June jobs data: no improvements for those with the least

We finally got to look at June Household Labour Force Survey this morning, having only perused the headlines briefly last week. The headlines themselves were interesting:  Statistics New Zealand asserted Labour market continues to improve, and odd statement given that the content of the press release went on to say that unemployment was "up slightly since the start of the year". As we showed here unemployment is still well above what it was in the mid-2000s, and has stayed high for longer than any period since the late 1990s.
  
More thoughtful was Economists play down joblessness rise by the Herald's Brian Fellow. He gently chided the (mostly Australian-owned) bank economists for ignoring the not-so-great news contained in the June HLFS. And in Spider's and my view, he was right to do so. The economy is not creating a bunch of full-time jobs ready to mop up all those beneficiaries Paula Bennett and her department are sloughing off the welfare rolls: on the contrary the figures suggest that the groups most in need of work are increasingly unlikely to find it.

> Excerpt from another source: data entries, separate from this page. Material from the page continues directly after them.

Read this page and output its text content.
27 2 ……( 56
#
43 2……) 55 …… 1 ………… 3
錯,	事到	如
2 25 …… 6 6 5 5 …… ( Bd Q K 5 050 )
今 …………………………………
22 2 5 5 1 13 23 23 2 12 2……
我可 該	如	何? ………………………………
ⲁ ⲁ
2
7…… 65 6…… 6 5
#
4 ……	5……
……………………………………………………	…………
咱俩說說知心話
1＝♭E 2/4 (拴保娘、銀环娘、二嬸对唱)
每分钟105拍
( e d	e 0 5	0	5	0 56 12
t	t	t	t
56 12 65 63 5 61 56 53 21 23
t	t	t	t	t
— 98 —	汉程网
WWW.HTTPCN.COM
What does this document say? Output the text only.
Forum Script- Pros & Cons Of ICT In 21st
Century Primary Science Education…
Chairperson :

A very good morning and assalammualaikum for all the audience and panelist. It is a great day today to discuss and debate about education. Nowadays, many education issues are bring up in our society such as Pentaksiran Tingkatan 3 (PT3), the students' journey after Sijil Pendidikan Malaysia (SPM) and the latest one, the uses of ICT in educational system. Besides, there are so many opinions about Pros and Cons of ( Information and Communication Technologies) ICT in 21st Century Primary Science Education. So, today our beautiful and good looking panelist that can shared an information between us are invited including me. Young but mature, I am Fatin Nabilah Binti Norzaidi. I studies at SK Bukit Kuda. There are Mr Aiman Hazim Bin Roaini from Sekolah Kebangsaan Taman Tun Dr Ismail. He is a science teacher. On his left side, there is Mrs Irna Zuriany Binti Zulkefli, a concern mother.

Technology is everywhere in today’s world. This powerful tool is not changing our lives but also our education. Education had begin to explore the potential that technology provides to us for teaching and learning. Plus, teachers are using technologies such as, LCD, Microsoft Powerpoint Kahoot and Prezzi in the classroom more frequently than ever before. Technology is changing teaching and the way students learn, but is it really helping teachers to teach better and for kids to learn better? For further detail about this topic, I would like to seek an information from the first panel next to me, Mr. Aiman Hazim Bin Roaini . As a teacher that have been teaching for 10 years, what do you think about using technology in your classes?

The standout figure is the increase in unemployment among women. While the government boasts that it is getting thousands of Domestic Purposes beneficiaries (most of whom are women) off benefits, where they are going is somewhat of a mystery since the overall unemployment rate for women remains high. The unemployment rate for women in the June quarter stood at 7.1% down a smidge from 7.2% a year before. The problem is that while the number women employed increased by 3,000 the overall labour force participation rate fell from 62.9% to 62.5% bolstered by an increase of 13,000 in the number of working-age women not in the labour force (664,000 to 677,000). Can Paula Bennett unequivocally tell us that sole mothers with children are not coming off a benefit just to join New Zealand's growing reserve army of labour?

Another standout statistic is that of Pacific unemployment. European unemployment has fallen since June 2012, Maori unemployment is static (still an unacceptably high 12.8%) but Pacific unemployment now stands at a whopping 16.3%, up from 14.9% a year ago. Now I'm not a political strategist but it seems Labour should stop secretly siding with National and taking cheap shots at roof-painting Sickness beneficiaries and start asking WTF National intends to do to start bringing down the disproportionately high rates of unemployment among Maori and Pacific people. They are, after all, a key part of Labour's core constituency. 

The last statistic that appears to have fallen under everyone's radar is that for 25-29 year olds. While the NEET (not in employment, education or training) rate for 15-24 year olds has fallen due to a rise in the number of young people avoiding the labour market studying (or moving into subsidised jobs), the unemployment rate for their older graduate siblings (25-29 years) has increased, from 7.0% in June 2012 to 8.3% a year later.

As the Brian Fellow article points out, the new jobs are being created in Canterbury and many are part-time. Many thousands of part-time workers want more work but the total number of hours worked continues to fall so it is unlikely they'll all find it. The number of manufacturing jobs (142,000) is up off its low of 140,000 in December 2012 but remains below what it was in 2011 and even the first half of 2012. Whatever the spin, this is not a dynamic economy - this is an economy in the doldrums, bouyed along only by the Christchurch rebuilding effort. No wonder social agencies, increasingly filling in for the former welfare state, are reporting record numbers of financially distressed clients.



What to do? Hard to say: most other developed economies are in the same boat and our traditional employment safety valve (Australia) is rapidly coming unglued. Maybe we need to step back and think about engineering an economy that's good for people, not fund managers. And in the meantime, the evidence is absolutely clear: the best way to get people off welfare is to ensure there's jobs for them to go to. Anything else is socially divisive and self-defeating.